Conscio di non avere spazio di manovra il leghista si è adattato, senza mai andare oltre il borbottio. Ma ora che vede la strada improvvisamente sgombra non perde un attimo e affonda i denti, morde sino all'osso. Le sue parole e quelle di Giorgia Meloni sulla mossa di Francia e Germania, il rafforzamento delle truppe a Mentone ordinato da Macron, la denuncia del meccanismo volontario di solidarietà deciso da Scholz e dalla ministra degli Interni Faeser, sono non diverse ma opposte. Per Salvini è una dichiarazione di guerra, per Meloni un passo prevedibile e giustificato, dal momento che il problema non sono i ricollocamenti ma il fermare gli irregolari prima che tocchino terra europea.

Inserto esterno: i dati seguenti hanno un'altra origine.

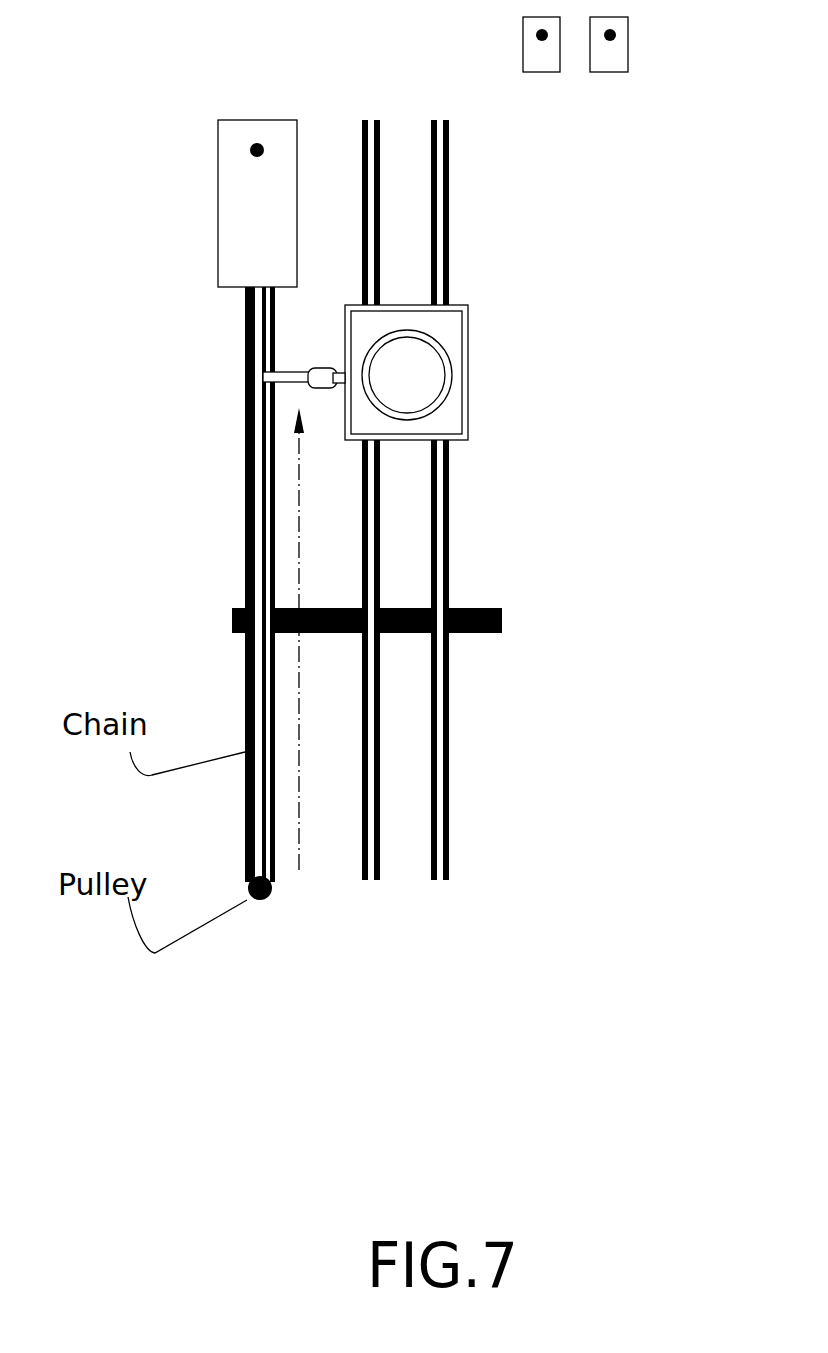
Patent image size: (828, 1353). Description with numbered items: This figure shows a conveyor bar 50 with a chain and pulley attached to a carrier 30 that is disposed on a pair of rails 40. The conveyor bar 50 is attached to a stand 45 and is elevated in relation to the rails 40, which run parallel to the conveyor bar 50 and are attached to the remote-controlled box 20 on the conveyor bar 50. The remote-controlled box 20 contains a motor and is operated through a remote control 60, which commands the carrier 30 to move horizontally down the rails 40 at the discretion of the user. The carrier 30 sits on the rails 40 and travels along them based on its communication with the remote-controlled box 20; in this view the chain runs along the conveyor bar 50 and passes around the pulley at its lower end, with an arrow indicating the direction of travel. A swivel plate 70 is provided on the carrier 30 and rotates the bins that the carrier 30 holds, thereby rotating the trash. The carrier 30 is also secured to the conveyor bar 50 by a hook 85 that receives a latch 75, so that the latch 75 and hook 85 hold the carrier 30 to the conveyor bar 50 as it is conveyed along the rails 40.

The remote-controlled box 20 is at (306, 166).
The carrier 30 is at (475, 342).
The pair of rails 40 is at (472, 500).
The stand for rails 45 is at (510, 618).
The conveyor bar 50 is at (201, 584).
The remote control 60 is at (629, 82).
The swivel plate 70 is at (463, 317).
The latch 75 is at (277, 363).
The hook 85 is at (310, 355).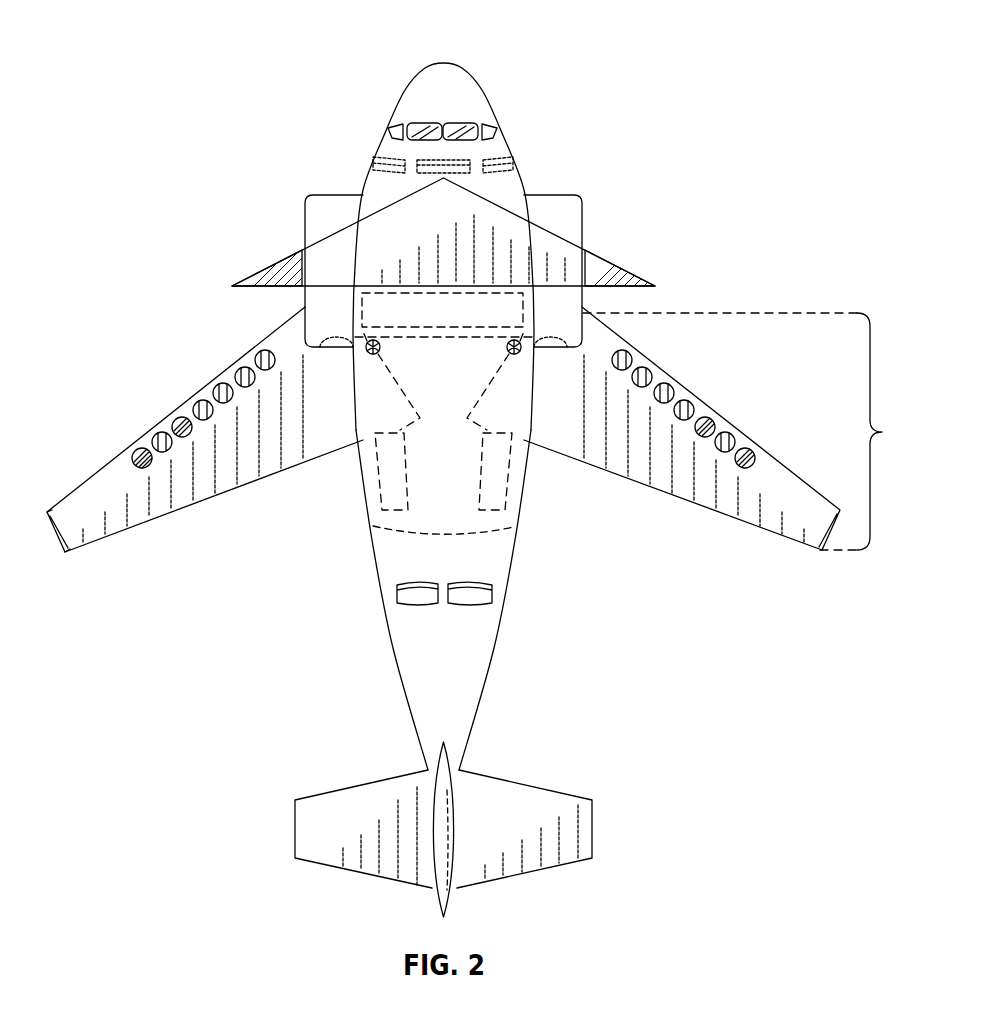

La premier sapeva bene di dover affrontare, con l'avvicinarsi delle elezioni europee, una sfida a destra. La leader di FdI ha troppa esperienza per non aver previsto l'inevitabile offensiva di Salvini. Pensava però di dover giocare la partita con una disposizione della scacchiera tutta diversa, potendo far valere un rapporto solido con quell'Europa che sin qui aveva sempre considerato la destra alla stregua di pericolosi barbari. Contava proprio sulle manovre in corso in Europa in vista degli equilibri post- elettorali per strappare condizioni migliori sia sulla revisione del Pnrr che sulla riforma del Patto di stabilità. Pensava di parare il colpo più duro e doloroso, un fallimento totale sul fronte dell'immigrazione, rivendicando i passi avanti sul cammino dell'assunzione di responsabilità dell'intera Unione: questo intendeva dire quando, all'assemblea nazionale di FdI, ha rivendicato la sua strategia che mira non a «risultati effimeri» ma alla «risoluzione strutturale del problema».

Giorgia dovrà invece muoversi su un terreno ben diverso da quello che immaginava. Con un'Europa tornata ostile. Con una prospettiva di cambio di maggioranza a Strasburgo quasi sfumata. Con la Germania e i paesi nordici ben decisi a tornare davvero al rigore. Con una Bce che ha scelto ieri di ignorare i moniti, non solo italiani ma dell'intera Europa, e di continuare a rialzare i tassi. Con una solidarietà sull'immigrazione tornata al punto di partenza, cioè a zero, dal quale peraltro non si era mai molto allontanata.

Per Salvini il nuovo quadro è un'occasione insperata e preziosa. Gli permette già di presentarsi come il capofila di quanti criticano l'arrendevolezza della premier, che in cambio della prosternazione ha ricevuto ben poco. Sul fronte dell'immigrazione ha gioco facile. Su quello dell'economia, meno vistoso ma molto più sostanziale, l'agibilità è invece limitata dal ruolo di Giorgetti, che ha gestito quanto e più della premier la politica di pacificazione con l'Europa del rigore. Ma per il capo leghista l'occasione è troppo importante per rischiare di sprecarla. Se vuole competere con la leader di FdI come vero leader di una destra non piegata, in un modo o nell'altro dovrà chiarire la situazione con il suo numero due. Quanto a Meloni, alle prese con la prima vera difficoltà da quando guida l'Italia, le sue doti politiche, dovrà decidere come fronteggiare una situazione molto diversa e molto peggiore del previsto. La prima vera prova delle sue capacità politiche.